I've read the first two books in this series -- read my review of Scent of Magic here -- and while it doesn't pack the same punch as the Poison Study series, I've enjoyed it. So does Snyder manage to satisfactorily tie up the loose ends and provide all the necessary information to make the magic system work?
Powerful healer Avry knows hardship and trouble. She fought a plague and survived. She took on corrupt King Tohon and defeated him. But now her true love Kerrick is missing and Avry fears he's gone forever. Yet she faces a more immediate -- and deadly -- threat. The Skeleton King plots to claim the Fifteen Realms for his own. With the territories' armies in disarray and the dead not staying dead, Avry's powers are needed more than ever.
So that's the blurb. And once again, the lovelorn couple are yanked apart by circumstance and foul deed, as Kerrick disappears right at the start of the book. It wasn't all that long ago I read the second in the series, which was a great advantage. While I rarely read a series straight off -- once I start spotting an author's foibles I find it really interferes with my reading enjoyment -- the fact I could clearly recall the plot of the second book, Scent of Magic, stood me in good stead and I'd recommend that you don't leave an overly long gap between these books if you want to get the best out of them.
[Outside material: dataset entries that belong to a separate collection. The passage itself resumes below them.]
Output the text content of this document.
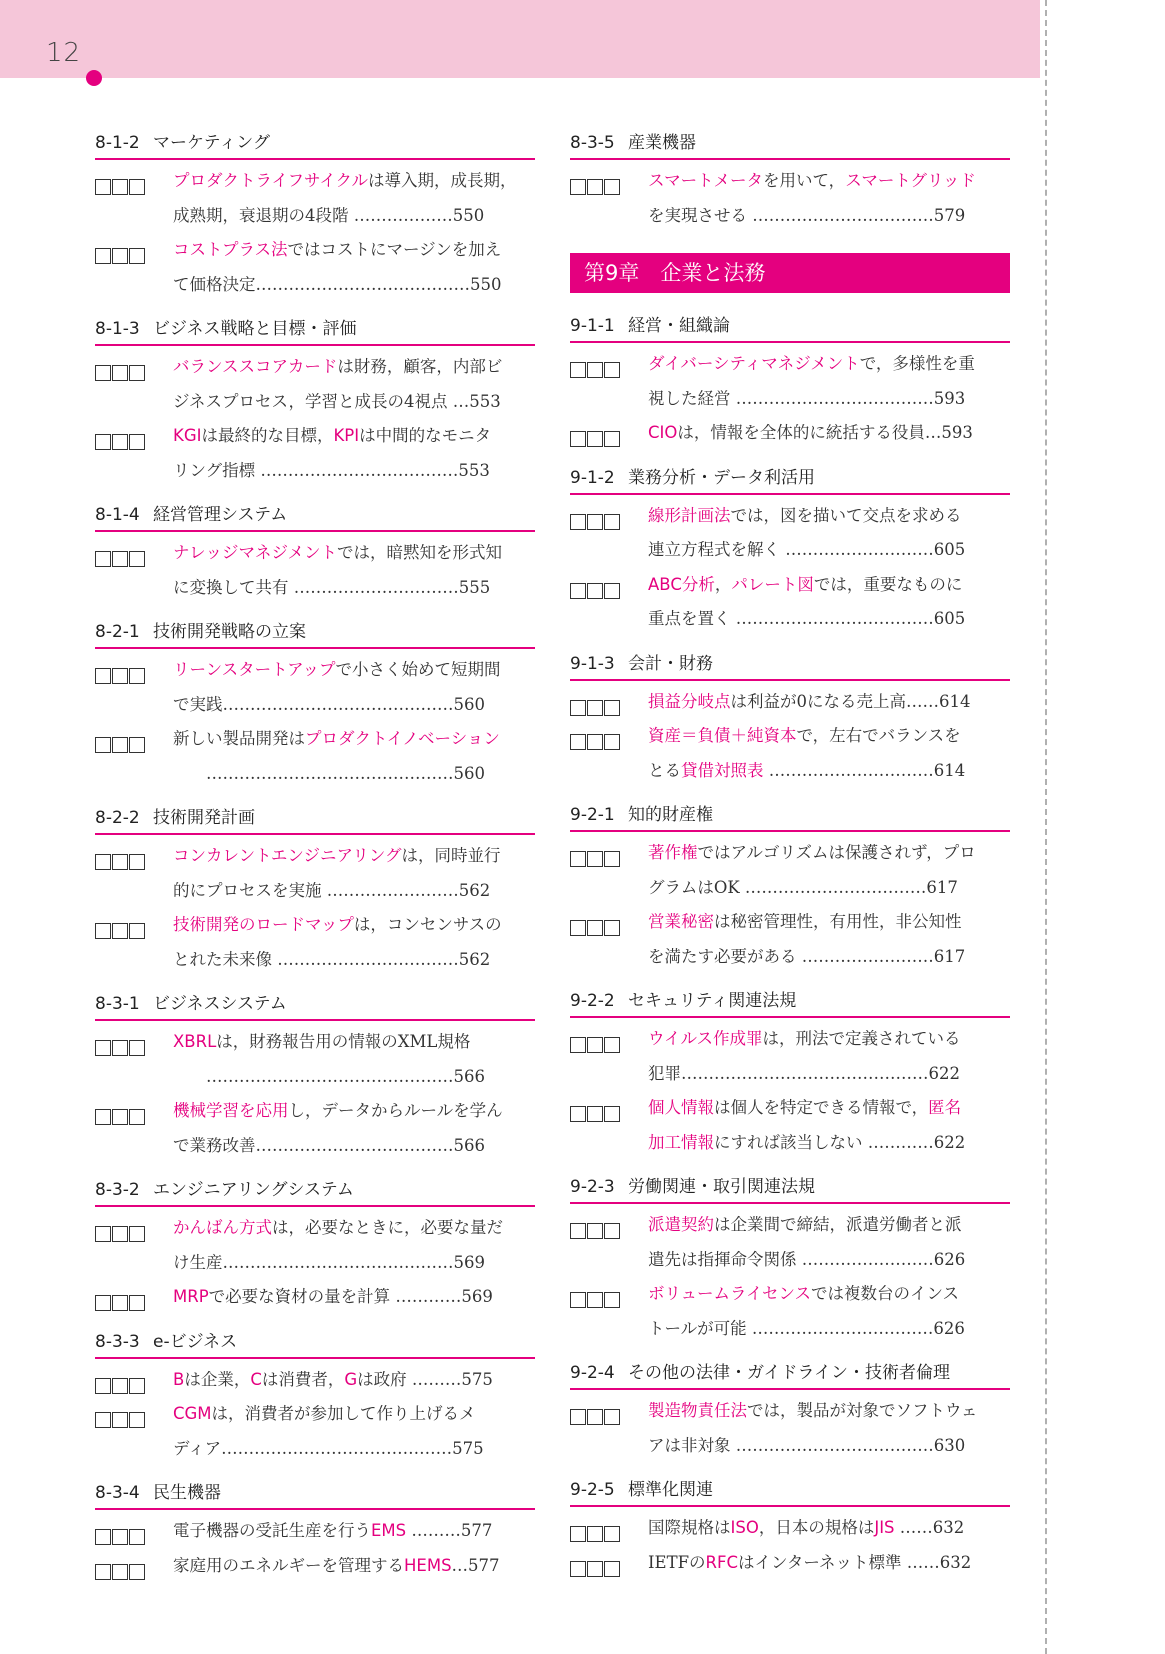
12
8-1-2 マーケティング
プロダクトライフサイクルは導入期，成長期，
成熟期，衰退期の4段階 ………………550
コストプラス法ではコストにマージンを加え
て価格決定…………………………………550
8-1-3 ビジネス戦略と目標・評価
バランススコアカードは財務，顧客，内部ビ
ジネスプロセス，学習と成長の4視点 …553
KGIは最終的な目標，KPIは中間的なモニタ
リング指標 ………………………………553
8-1-4 経営管理システム
ナレッジマネジメントでは，暗黙知を形式知
に変換して共有 …………………………555
8-2-1 技術開発戦略の立案
リーンスタートアップで小さく始めて短期間
で実践……………………………………560
新しい製品開発はプロダクトイノベーション
　　………………………………………560
8-2-2 技術開発計画
コンカレントエンジニアリングは，同時並行
的にプロセスを実施 ……………………562
技術開発のロードマップは，コンセンサスの
とれた未来像 ……………………………562
8-3-1 ビジネスシステム
XBRLは，財務報告用の情報のXML規格
　　………………………………………566
機械学習を応用し，データからルールを学ん
で業務改善………………………………566
8-3-2 エンジニアリングシステム
かんばん方式は，必要なときに，必要な量だ
け生産……………………………………569
MRPで必要な資材の量を計算 …………569
8-3-3 e-ビジネス
Bは企業，Cは消費者，Gは政府 ………575
CGMは，消費者が参加して作り上げるメ
ディア……………………………………575
8-3-4 民生機器
電子機器の受託生産を行うEMS ………577
家庭用のエネルギーを管理するHEMS…577
8-3-5 産業機器
スマートメータを用いて，スマートグリッド
を実現させる ……………………………579
第9章　企業と法務
9-1-1 経営・組織論
ダイバーシティマネジメントで，多様性を重
視した経営 ………………………………593
CIOは，情報を全体的に統括する役員…593
9-1-2 業務分析・データ利活用
線形計画法では，図を描いて交点を求める
連立方程式を解く ………………………605
ABC分析，パレート図では，重要なものに
重点を置く ………………………………605
9-1-3 会計・財務
損益分岐点は利益が0になる売上高……614
資産＝負債＋純資本で，左右でバランスを
とる貸借対照表 …………………………614
9-2-1 知的財産権
著作権ではアルゴリズムは保護されず，プロ
グラムはOK ……………………………617
営業秘密は秘密管理性，有用性，非公知性
を満たす必要がある ……………………617
9-2-2 セキュリティ関連法規
ウイルス作成罪は，刑法で定義されている
犯罪………………………………………622
個人情報は個人を特定できる情報で，匿名
加工情報にすれば該当しない …………622
9-2-3 労働関連・取引関連法規
派遣契約は企業間で締結，派遣労働者と派
遣先は指揮命令関係 ……………………626
ボリュームライセンスでは複数台のインス
トールが可能 ……………………………626
9-2-4 その他の法律・ガイドライン・技術者倫理
製造物責任法では，製品が対象でソフトウェ
アは非対象 ………………………………630
9-2-5 標準化関連
国際規格はISO，日本の規格はJIS ……632
IETFのRFCはインターネット標準 ……632
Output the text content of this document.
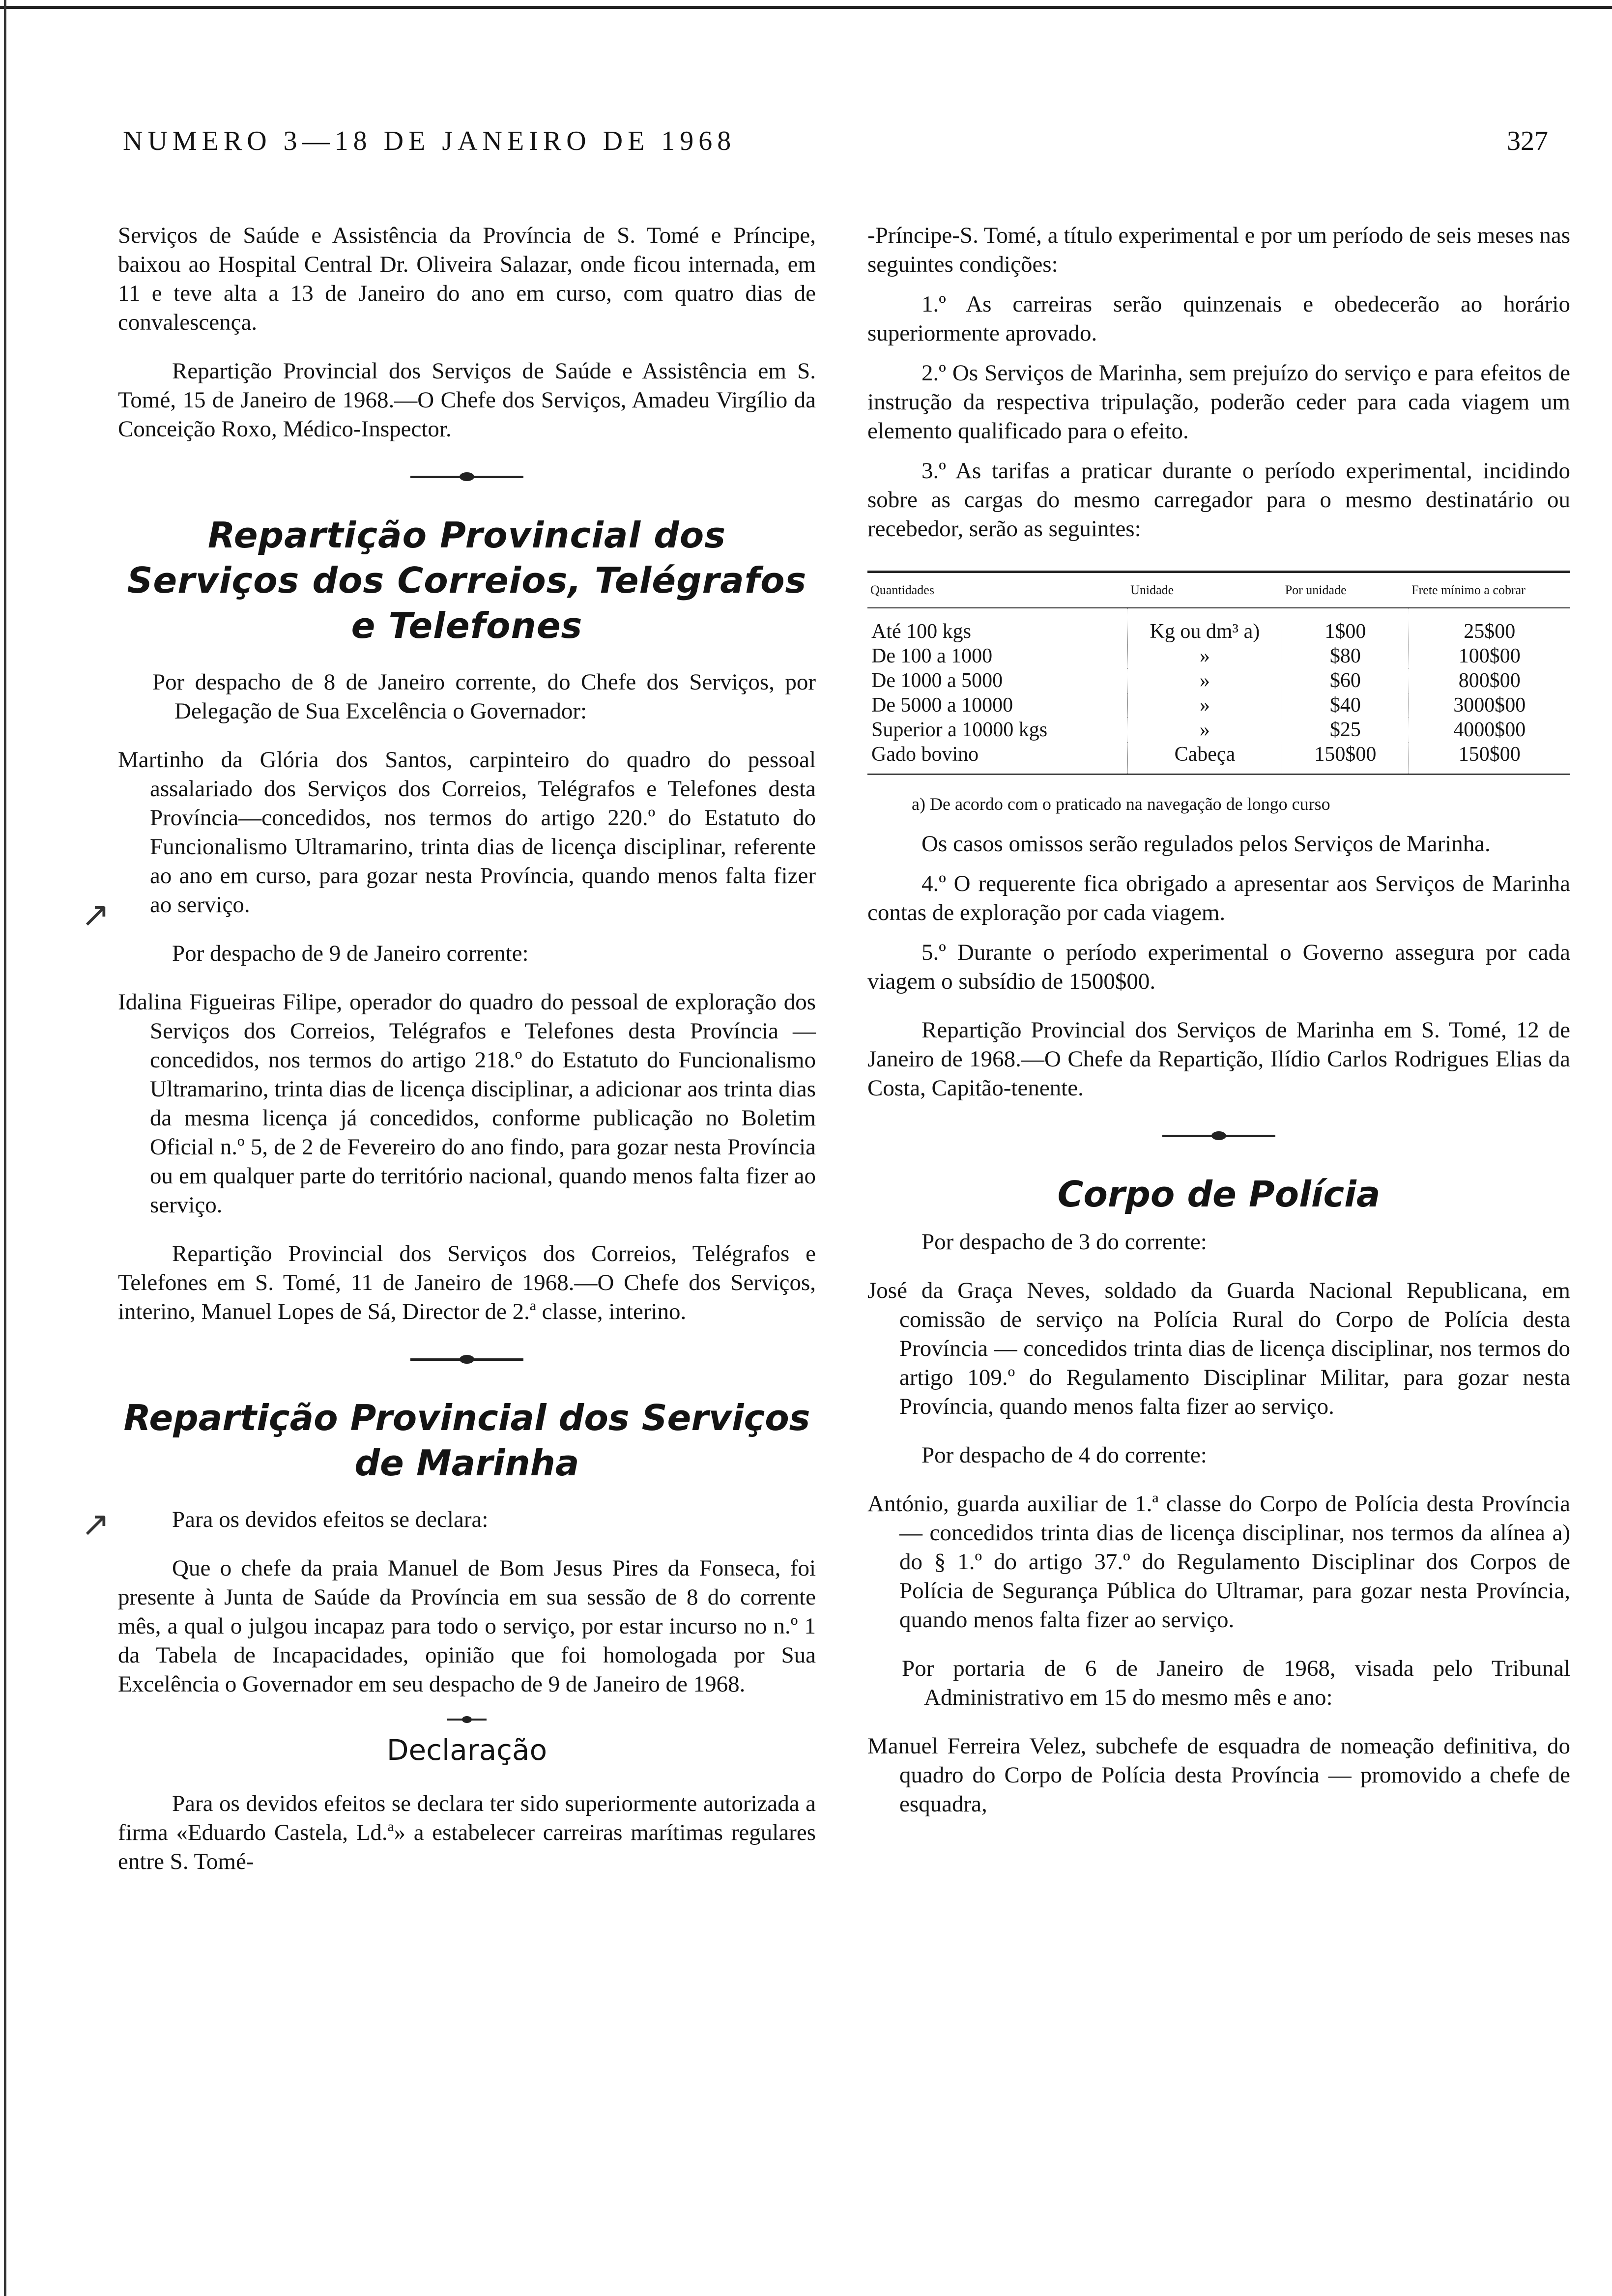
NUMERO 3—18 DE JANEIRO DE 1968	327
↗
↗

Serviços de Saúde e Assistência da Província de S. Tomé e Príncipe, baixou ao Hospital Central Dr. Oliveira Salazar, onde ficou internada, em 11 e teve alta a 13 de Janeiro do ano em curso, com quatro dias de convalescença.

Repartição Provincial dos Serviços de Saúde e Assistência em S. Tomé, 15 de Janeiro de 1968.—O Chefe dos Serviços, Amadeu Virgílio da Conceição Roxo, Médico-Inspector.

Repartição Provincial dos Serviços dos Correios, Telégrafos e Telefones

Por despacho de 8 de Janeiro corrente, do Chefe dos Serviços, por Delegação de Sua Excelência o Governador:

Martinho da Glória dos Santos, carpinteiro do quadro do pessoal assalariado dos Serviços dos Correios, Telégrafos e Telefones desta Província—concedidos, nos termos do artigo 220.º do Estatuto do Funcionalismo Ultramarino, trinta dias de licença disciplinar, referente ao ano em curso, para gozar nesta Província, quando menos falta fizer ao serviço.

Por despacho de 9 de Janeiro corrente:

Idalina Figueiras Filipe, operador do quadro do pessoal de exploração dos Serviços dos Correios, Telégrafos e Telefones desta Província — concedidos, nos termos do artigo 218.º do Estatuto do Funcionalismo Ultramarino, trinta dias de licença disciplinar, a adicionar aos trinta dias da mesma licença já concedidos, conforme publicação no Boletim Oficial n.º 5, de 2 de Fevereiro do ano findo, para gozar nesta Província ou em qualquer parte do território nacional, quando menos falta fizer ao serviço.

Repartição Provincial dos Serviços dos Correios, Telégrafos e Telefones em S. Tomé, 11 de Janeiro de 1968.—O Chefe dos Serviços, interino, Manuel Lopes de Sá, Director de 2.ª classe, interino.

Repartição Provincial dos Serviços de Marinha

Para os devidos efeitos se declara:

Que o chefe da praia Manuel de Bom Jesus Pires da Fonseca, foi presente à Junta de Saúde da Província em sua sessão de 8 do corrente mês, a qual o julgou incapaz para todo o serviço, por estar incurso no n.º 1 da Tabela de Incapacidades, opinião que foi homologada por Sua Excelência o Governador em seu despacho de 9 de Janeiro de 1968.

Declaração

Para os devidos efeitos se declara ter sido superiormente autorizada a firma «Eduardo Castela, Ld.ª» a estabelecer carreiras marítimas regulares entre S. Tomé-

-Príncipe-S. Tomé, a título experimental e por um período de seis meses nas seguintes condições:

1.º As carreiras serão quinzenais e obedecerão ao horário superiormente aprovado.

2.º Os Serviços de Marinha, sem prejuízo do serviço e para efeitos de instrução da respectiva tripulação, poderão ceder para cada viagem um elemento qualificado para o efeito.

3.º As tarifas a praticar durante o período experimental, incidindo sobre as cargas do mesmo carregador para o mesmo destinatário ou recebedor, serão as seguintes:

Quantidades	Unidade	Por unidade	Frete mínimo a cobrar
Até 100 kgs	Kg ou dm³ a)	1$00	25$00
De 100 a 1000	»	$80	100$00
De 1000 a 5000	»	$60	800$00
De 5000 a 10000	»	$40	3000$00
Superior a 10000 kgs	»	$25	4000$00
Gado bovino	Cabeça	150$00	150$00

a) De acordo com o praticado na navegação de longo curso

Os casos omissos serão regulados pelos Serviços de Marinha.

4.º O requerente fica obrigado a apresentar aos Serviços de Marinha contas de exploração por cada viagem.

5.º Durante o período experimental o Governo assegura por cada viagem o subsídio de 1500$00.

Repartição Provincial dos Serviços de Marinha em S. Tomé, 12 de Janeiro de 1968.—O Chefe da Repartição, Ilídio Carlos Rodrigues Elias da Costa, Capitão-tenente.

Corpo de Polícia

Por despacho de 3 do corrente:

José da Graça Neves, soldado da Guarda Nacional Republicana, em comissão de serviço na Polícia Rural do Corpo de Polícia desta Província — concedidos trinta dias de licença disciplinar, nos termos do artigo 109.º do Regulamento Disciplinar Militar, para gozar nesta Província, quando menos falta fizer ao serviço.

Por despacho de 4 do corrente:

António, guarda auxiliar de 1.ª classe do Corpo de Polícia desta Província — concedidos trinta dias de licença disciplinar, nos termos da alínea a) do § 1.º do artigo 37.º do Regulamento Disciplinar dos Corpos de Polícia de Segurança Pública do Ultramar, para gozar nesta Província, quando menos falta fizer ao serviço.

Por portaria de 6 de Janeiro de 1968, visada pelo Tribunal Administrativo em 15 do mesmo mês e ano:

Manuel Ferreira Velez, subchefe de esquadra de nomeação definitiva, do quadro do Corpo de Polícia desta Província — promovido a chefe de esquadra,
Snyder has an entertaining cast of supporting characters which I enjoyed throughout the series and liked how she gave most of them their own story arc within the tale -- no mean feat in a trilogy of average-sized books. Avry's bossiness has grated at times, but in this slice of her adventures she wasn't so much at the hub of all the action as in the last book, which I'd begun to find annoying and on the edge of believability.
The action rolls forward at full tilt from the start of Taste of Darkness and the pace doesn't let up until right at the end. Indeed, there is a great deal of stealthy sneaking through the forest as fast as possible... But it all hangs together and I found this book grabbed me more firmly than the other two as I genuinely wanted to know what happened to the characters.
As for the final denouement, yes, it worked. What I really liked about this particular magic system, was that no one really knew all the consequences of the plants' magical properties. Which, in my opinion, is as it should be. I get a tad tired of books where the magic behaves like a well-trained dog. Magic should be difficult to control and never fully predictable -- and this is an aspect that has run through this readable, entertaining series. If you enjoy strong heroines rushing around woods in medieval fantasy settings full of incident and adventure, you could do a lot worse to banish those winter blues by getting hold of these books -- starting at the beginning of the series with Touch of Power.